Le président ivoirien Alassane Ouattara a officiellement reconduit Robert Beugré Mambé au poste de Premier ministre, ce mercredi 21 janvier. Cette décision confirme à la tête du gouvernement une figure majeure du Rassemblement des houphouëtistes pour la démocratie et la paix (RHDP), un mois après la victoire écrasante de la coalition présidentielle aux élections législatives.
Âgé de 74 ans, Robert Beugré Mambé conserve ainsi les rênes de l’exécutif, un poste qu’il occupe depuis octobre 2023. Contrairement à sa première nomination, jugée surprenante à l’époque, sa reconduction était largement attendue par les observateurs politiques. Elle récompense une gestion perçue comme efficace, marquée notamment par la supervision de l’organisation de la Coupe d’Afrique des Nations en 2024 et par la conduite du Programme National de Développement (PND). Élu député de Songon en décembre, il incarne l’ancrage territorial et la loyauté au pouvoir.

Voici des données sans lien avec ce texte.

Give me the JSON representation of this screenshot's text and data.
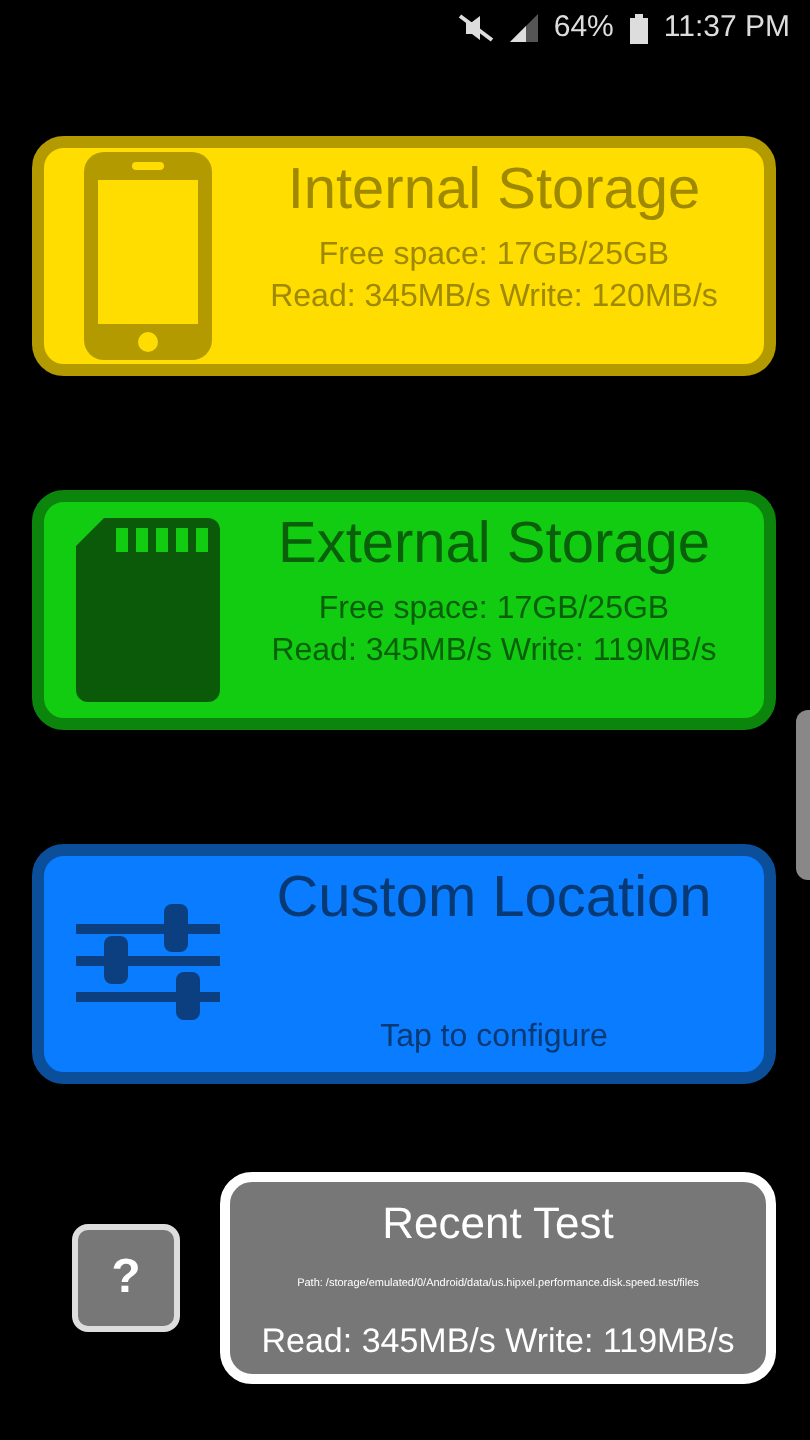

Cette nomination s’inscrit dans un double contexte. Politiquement, elle intervient après la démission protocolaire du gouvernement suivant les législatives et consolide l’hégémonie du RHDP, qui contrôle l’Assemblée nationale. Historiquement, elle s’articule avec la promesse du président Ouattara d’opérer une “transition générationnelle” lors de son quatrième et dernier mandat constitutionnel. La reconduction d’un proche collaborateur, expérimenté et rodé aux rouages de l’État, vise à assurer la stabilité et la continuité des politiques publiques dans cette phase délicate.
La principale inconnue désormais réside dans la composition du nouveau gouvernement, attendue dans les prochains jours. Les observateurs scrutent particulièrement la manière dont Alassane Ouattara arbitrera entre la fidélité aux cadres expérimentés et l’injection de nouvelles figures, plus jeunes, censées incarner le renouveau annoncé. L’élection récente de l’ancien Premier ministre Patrick Achi à la présidence de l’Assemblée nationale est un premier indice de ce rééquilibrage en cours au sein de l’élite dirigeante.
Pour Kobénan Kouassi Adjoumani, porte-parole du RHDP, le choix de Robert Beugré Mambé est une évidence. Il souligne que “le président a besoin d’un homme assidu, travailleur, qui sait prendre ses responsabilités”. Ce discours met en avant les qualités de gestionnaire et de fidèle exécutant du Premier ministre, perçu comme un garant de la stabilité plus que comme un réformateur audacieux.
Le maintien de Beugré Mambé à Matignon suscite cependant des interrogations sur le rythme et la portée réelle de la fameuse transition générationnelle. Si le sommet de l’exécutif reste pour l’instant entre des mains familières, toute l’attention se porte désormais sur la future équipe ministérielle. Elle devra concilier l’expérience des “ténors” historiques du parti et l’aspiration à un renouvellement des visages et des méthodes, dans un pays où plus de 60% de la population a moins de 25 ans.
Ainsi, au-delà de la simple continuité administrative, la reconduction de Robert Beugré Mambé constitue un message politique fort. Elle symbolise la prééminence de la stabilité et de la maîtrise du processus de développement dans l’immédiat, tout en reportant à plus tard les annonces concernant le renouvellement profond de la classe dirigeante. La composition du prochain gouvernement sera donc lue comme le véritable baromètre des intentions du président Ouattara pour la suite de son mandat.